Io,  sinceramente,  non  so  cosa  sia  meglio  fare  e  non  riesco  ad  elaborare  ‘strategie’  di   nessun  tipo.  Sono  sempre  stata  fuori  da  ogni  logica  cestistica  che  comportasse  procuratori,  movimenti   di  mercato,  contratti,  stipendi  e  clausole.  E  non  mi  metterò  nemmeno  a  sparare  a  zero  su  questo  e  su   quello  perché  non  solo  non  mi  appartiene,  ma  lo  ritengo  il  modo  peggiore  per  concludere   un’avventura.

La  verità  è  che  ho  sempre  giocato  a  pallacanestro  perché  è  l’unica  cosa  che  mi ha  lasciato   mio  padre  e  perché  avrei  voluto  che  mi  vedesse  esordire  nella  massima  serie  con  il suo  numero  di   maglia.  Niente  di  più  e  niente  di  meno.  Ho  sempre  creduto  che  i  rapporti  umani  e  il  gruppo,   l’attaccamento  alla  maglia  e  alla  città  rappresentassero  ciò  che  fa  la  differenza,  quello  che  davvero  ti  fa   vincere  campionati  interi.  Che  realmente  si  possano  superare  i  propri  limiti  buttando  in  campo  tutto  il   cuore  che  si  ha.  Sono  alta  170  cm,  non  ho  doti  tecniche  e  fisiche  devastanti:  se  sono  arrivata  ad  Orvieto   che  giocavo  in  Serie  B  e  me  ne  vado  da  capitano  in  Serie  A1,  forse  lo  devo  soprattutto  a  questo.

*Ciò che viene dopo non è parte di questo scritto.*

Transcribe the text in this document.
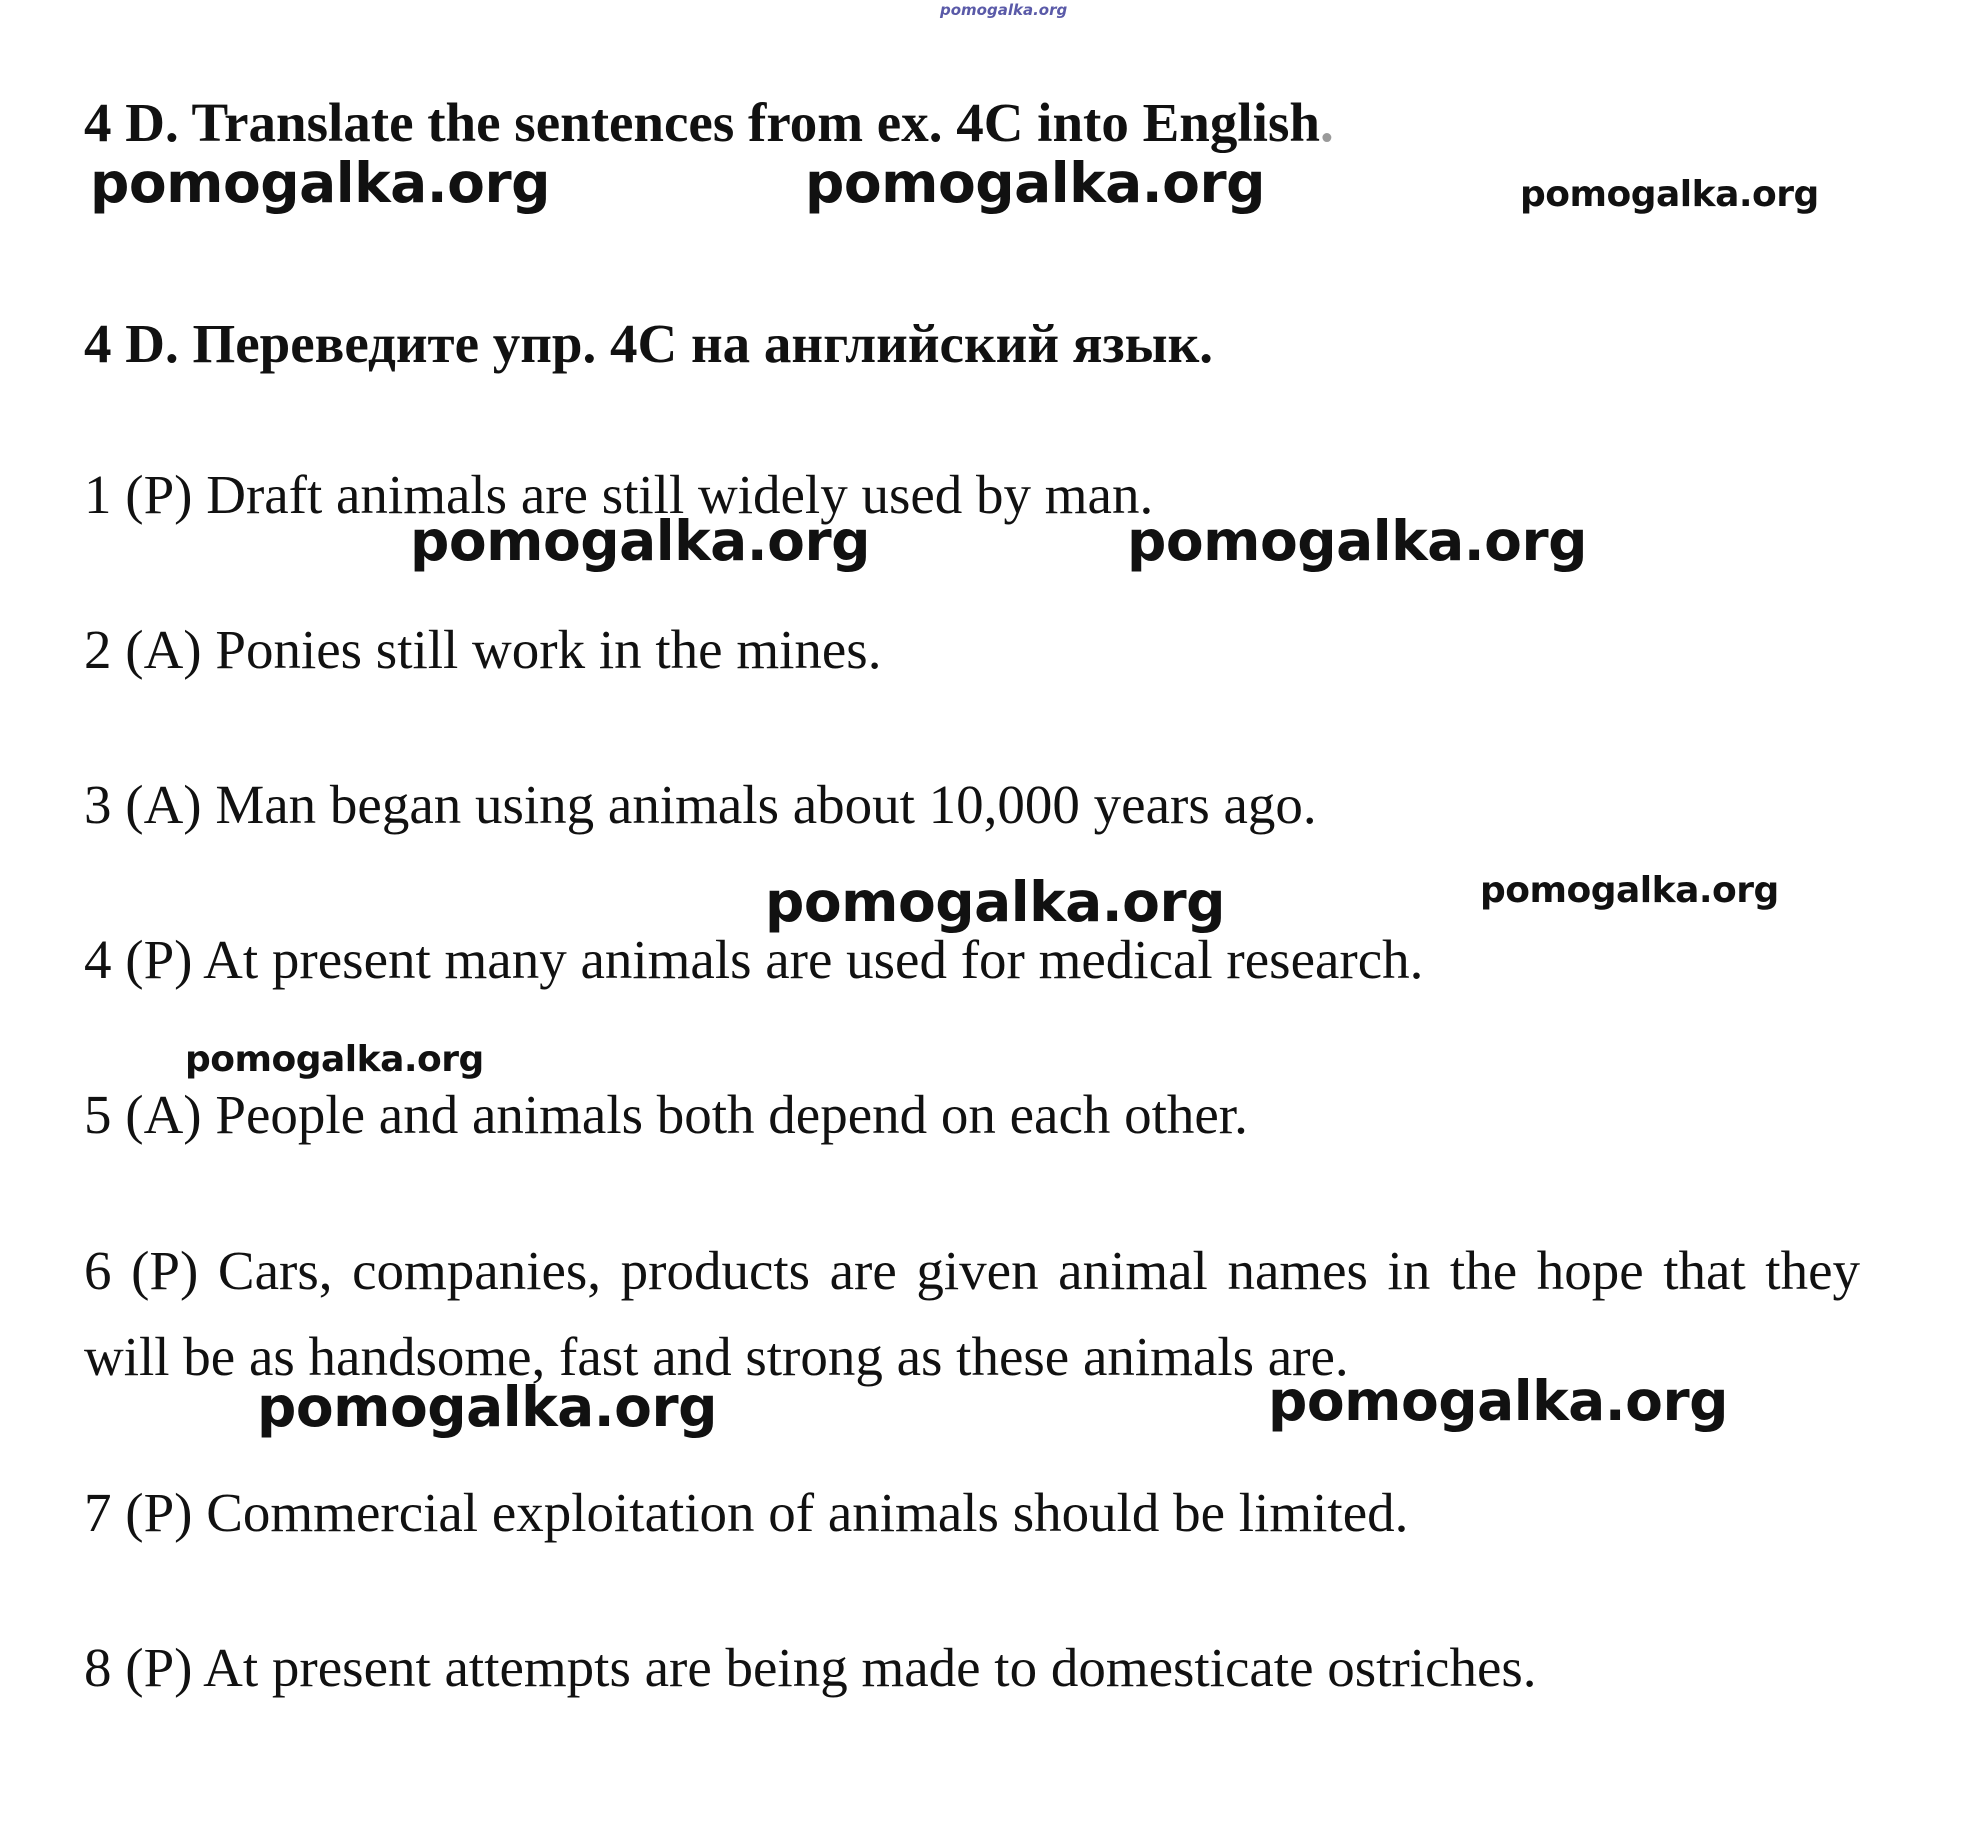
pomogalka.org
4 D. Translate the sentences from ex. 4C into English.
pomogalka.org	pomogalka.org	pomogalka.org
4 D. Переведите упр. 4С на английский язык.
1 (P) Draft animals are still widely used by man.
pomogalka.org	pomogalka.org
2 (A) Ponies still work in the mines.
3 (A) Man began using animals about 10,000 years ago.
pomogalka.org	pomogalka.org
4 (P) At present many animals are used for medical research.
pomogalka.org
5 (A) People and animals both depend on each other.
6 (P) Cars, companies, products are given animal names in the hope that they will be as handsome, fast and strong as these animals are.
pomogalka.org	pomogalka.org
7 (P) Commercial exploitation of animals should be limited.
8 (P) At present attempts are being made to domesticate ostriches.
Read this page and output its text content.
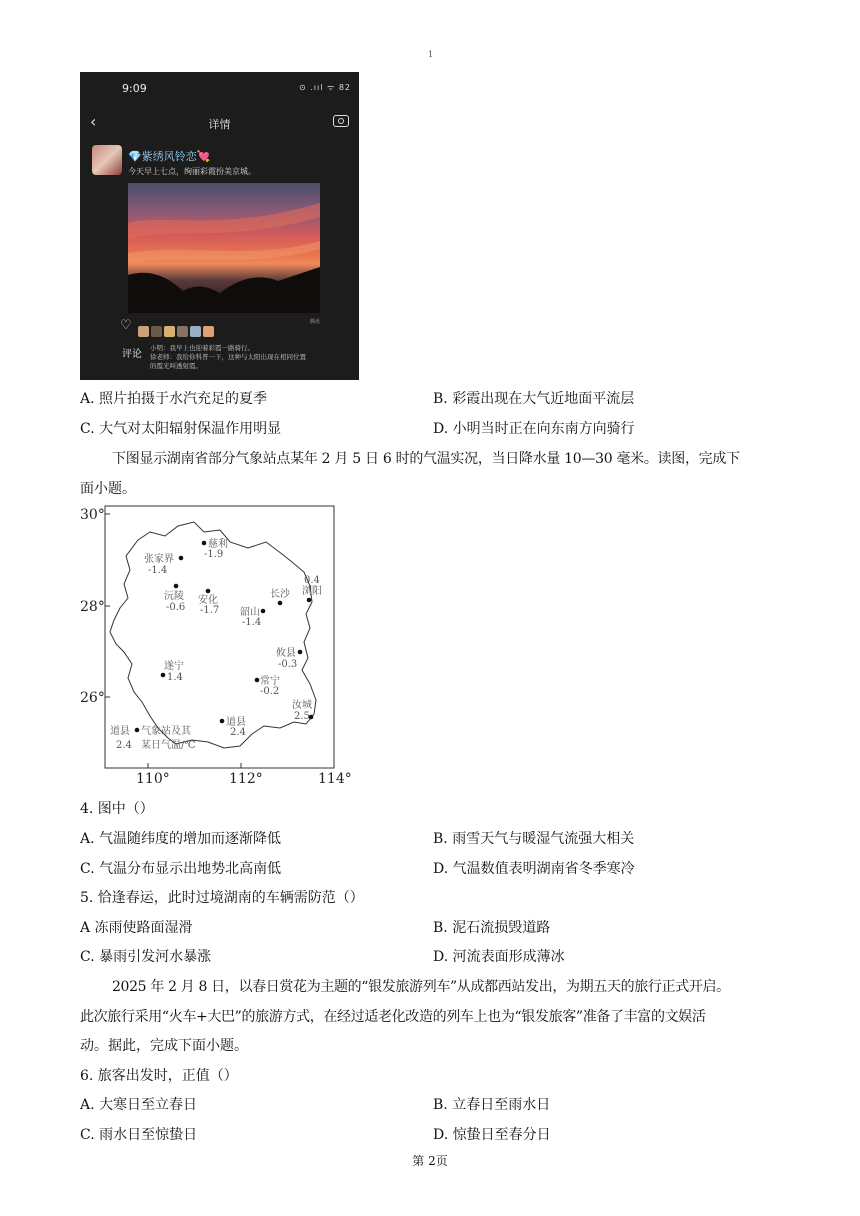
1
9:09	⊙ .ııl ᯤ 82
‹	详情
💎紫绣风铃恋💘
今天早上七点，绚丽彩霞扮美京城。
腾讯
♡
评论
小明：我早上也迎着彩霞一路骑行。
徐老师：我给你科普一下，这种与太阳出现在相同位置
的霞光叫透射霞。
A. 照片拍摄于水汽充足的夏季	B. 彩霞出现在大气近地面平流层
C. 大气对太阳辐射保温作用明显	D. 小明当时正在向东南方向骑行
下图显示湖南省部分气象站点某年 2 月 5 日 6 时的气温实况，当日降水量 10—30 毫米。读图，完成下
面小题。
30°
28°
26°
110°	112°	114°
慈利
-1.9
张家界
-1.4
沅陵
-0.6
安化
-1.7
长沙 浏阳
0.4
韶山
-1.4
攸县
-0.3
遂宁
1.4	常宁
-0.2
汝城
2.5
道县
2.4
道县 气象站及其
2.4 某日气温/℃
4. 图中（）
A. 气温随纬度的增加而逐渐降低	B. 雨雪天气与暖湿气流强大相关
C. 气温分布显示出地势北高南低	D. 气温数值表明湖南省冬季寒冷
5. 恰逢春运，此时过境湖南的车辆需防范（）
A 冻雨使路面湿滑	B. 泥石流损毁道路
C. 暴雨引发河水暴涨	D. 河流表面形成薄冰
2025 年 2 月 8 日，以春日赏花为主题的“银发旅游列车”从成都西站发出，为期五天的旅行正式开启。
此次旅行采用“火车+大巴”的旅游方式，在经过适老化改造的列车上也为“银发旅客”准备了丰富的文娱活
动。据此，完成下面小题。
6. 旅客出发时，正值（）
A. 大寒日至立春日	B. 立春日至雨水日
C. 雨水日至惊蛰日	D. 惊蛰日至春分日
第 2页
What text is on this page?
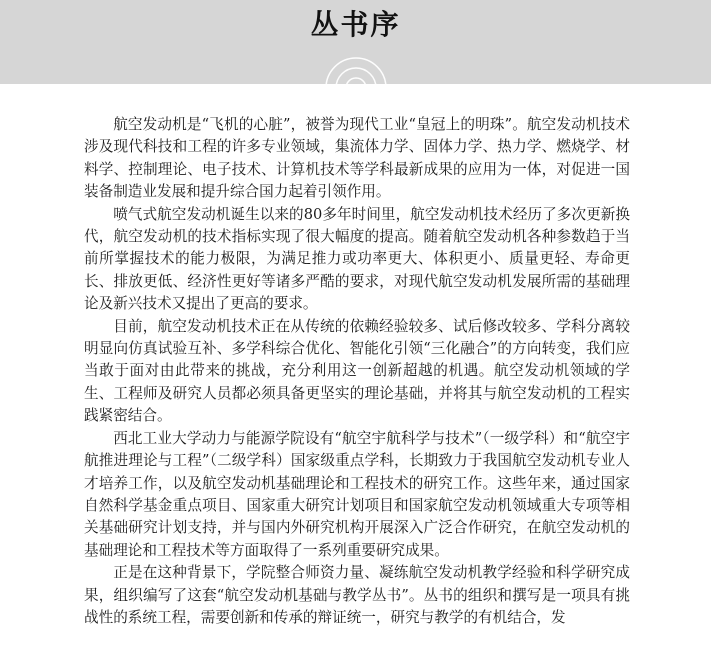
丛书序

航空发动机是“飞机的心脏”，被誉为现代工业“皇冠上的明珠”。航空发动机技术涉及现代科技和工程的许多专业领域，集流体力学、固体力学、热力学、燃烧学、材料学、控制理论、电子技术、计算机技术等学科最新成果的应用为一体，对促进一国装备制造业发展和提升综合国力起着引领作用。

喷气式航空发动机诞生以来的80多年时间里，航空发动机技术经历了多次更新换代，航空发动机的技术指标实现了很大幅度的提高。随着航空发动机各种参数趋于当前所掌握技术的能力极限，为满足推力或功率更大、体积更小、质量更轻、寿命更长、排放更低、经济性更好等诸多严酷的要求，对现代航空发动机发展所需的基础理论及新兴技术又提出了更高的要求。

目前，航空发动机技术正在从传统的依赖经验较多、试后修改较多、学科分离较明显向仿真试验互补、多学科综合优化、智能化引领“三化融合”的方向转变，我们应当敢于面对由此带来的挑战，充分利用这一创新超越的机遇。航空发动机领域的学生、工程师及研究人员都必须具备更坚实的理论基础，并将其与航空发动机的工程实践紧密结合。

西北工业大学动力与能源学院设有“航空宇航科学与技术”（一级学科）和“航空宇航推进理论与工程”（二级学科）国家级重点学科，长期致力于我国航空发动机专业人才培养工作，以及航空发动机基础理论和工程技术的研究工作。这些年来，通过国家自然科学基金重点项目、国家重大研究计划项目和国家航空发动机领域重大专项等相关基础研究计划支持，并与国内外研究机构开展深入广泛合作研究，在航空发动机的基础理论和工程技术等方面取得了一系列重要研究成果。

正是在这种背景下，学院整合师资力量、凝练航空发动机教学经验和科学研究成果，组织编写了这套“航空发动机基础与教学丛书”。丛书的组织和撰写是一项具有挑战性的系统工程，需要创新和传承的辩证统一，研究与教学的有机结合，发
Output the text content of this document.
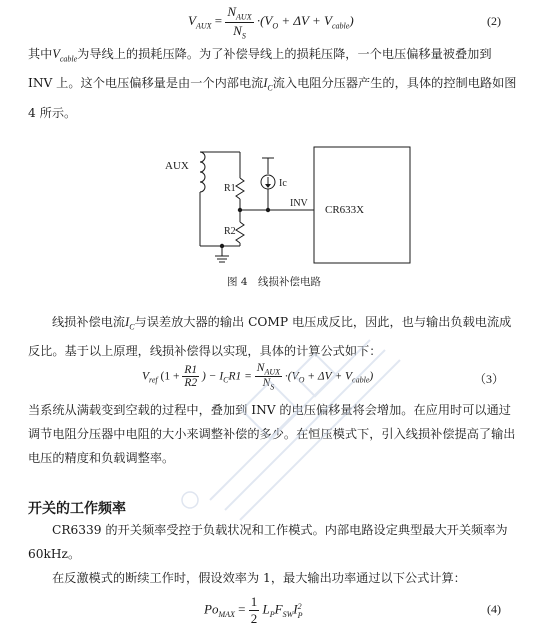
$V_{AUX} = \frac{N_{AUX}}{N_S} \cdot(V_O + \Delta V + V_{cable})$	(2)

其中$V_{cable}$为导线上的损耗压降。为了补偿导线上的损耗压降，一个电压偏移量被叠加到 INV 上。这个电压偏移量是由一个内部电流$I_C$流入电阻分压器产生的，具体的控制电路如图 4 所示。

AUX
R1
R2
Ic
INV
CR633X
图 4　线损补偿电路

线损补偿电流$I_C$与误差放大器的输出 COMP 电压成反比，因此，也与输出负载电流成反比。基于以上原理，线损补偿得以实现，具体的计算公式如下：

$V_{ref}$ ($1 + \frac{R1}{R2}$ ) − $I_CR1 = \frac{N_{AUX}}{N_S} \cdot(V_O + \Delta V + V_{cable})$	（3）

当系统从满载变到空载的过程中，叠加到 INV 的电压偏移量将会增加。在应用时可以通过调节电阻分压器中电阻的大小来调整补偿的多少。在恒压模式下，引入线损补偿提高了输出电压的精度和负载调整率。

开关的工作频率

CR6339 的开关频率受控于负载状况和工作模式。内部电路设定典型最大开关频率为 60kHz。

在反激模式的断续工作时，假设效率为 1，最大输出功率通过以下公式计算：

$Po_{MAX} = \frac{1}{2} L_PF_{SW}I$ 2
P	(4)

Credo  nel  ruolo  da  capitano  di  una  squadra  e  so  di  averlo  usato  sempre  al  meglio  delle  mie  possibilità:   non  so  perché  mi  è  stato  ripetuto  per  settimane  di  pensare  ai  miei  20’  di  media  quando  dicevo  che   c’erano  cose  che  oltrepassavano  il  rispetto  per  le  persone,  atteggiamenti  che  neanche  la  più   mercenaria  delle  giocatrici  si  merita,  e  che  non  si  nascondono  dietro  a  tre  vittorie  di  fila.  Non  so  perché   non  mi  sia  stata  data  nemmeno  la  possibilità  di  svolgere  esclusivamente  il  mio  compito  da  giocatrice   professionista  facendomi  diventare  trasparente.  E  perché  tutto  questo  debba  passare  come  un  qualcosa  nella  norma,  che  tutti  fanno  e  che   riguarda  due  o  tre  giocatrici,  punto.  Non  credo  avrò  mai  l’intelligenza  necessaria  per  capire  tutto  ciò.

Ma  quello  di  cui  sono  consapevole  è  di  aver  dato  tutto  in  questi  quattro  anni  passti  ad  Orvieto,  come   giocatrice,  capitano,  persona.  Forse,  di  aver  dato  una  mano  anche  più  di  quanto  mi  competesse.     Ho  vinto  il  mio  campionato  in  campo,  ho  vinto  il  mio  campionato  fuori.  E  lo  vedo  dalla  signora  delle   pulizie  del  PalaPorano  che  si  commuove  al  momento  dei  saluti,  così  come  il  signor  Perali;  dal   giornalaio  che  mi  ferma  per  le  strade  del  centro  e  mi  dice  che  tifa  per  me  da  sempre;  dal  signor  Biagioli   che  mi  riteneva  adottata  dall’Orvieto  Basket  e  dalla  giovane  della  squadra  che  si  tatua  una  frase  dei   miei  discorsi  preallenamento.  Meglio  e  più  di  tutto  questo,  non  potevo  chiedere.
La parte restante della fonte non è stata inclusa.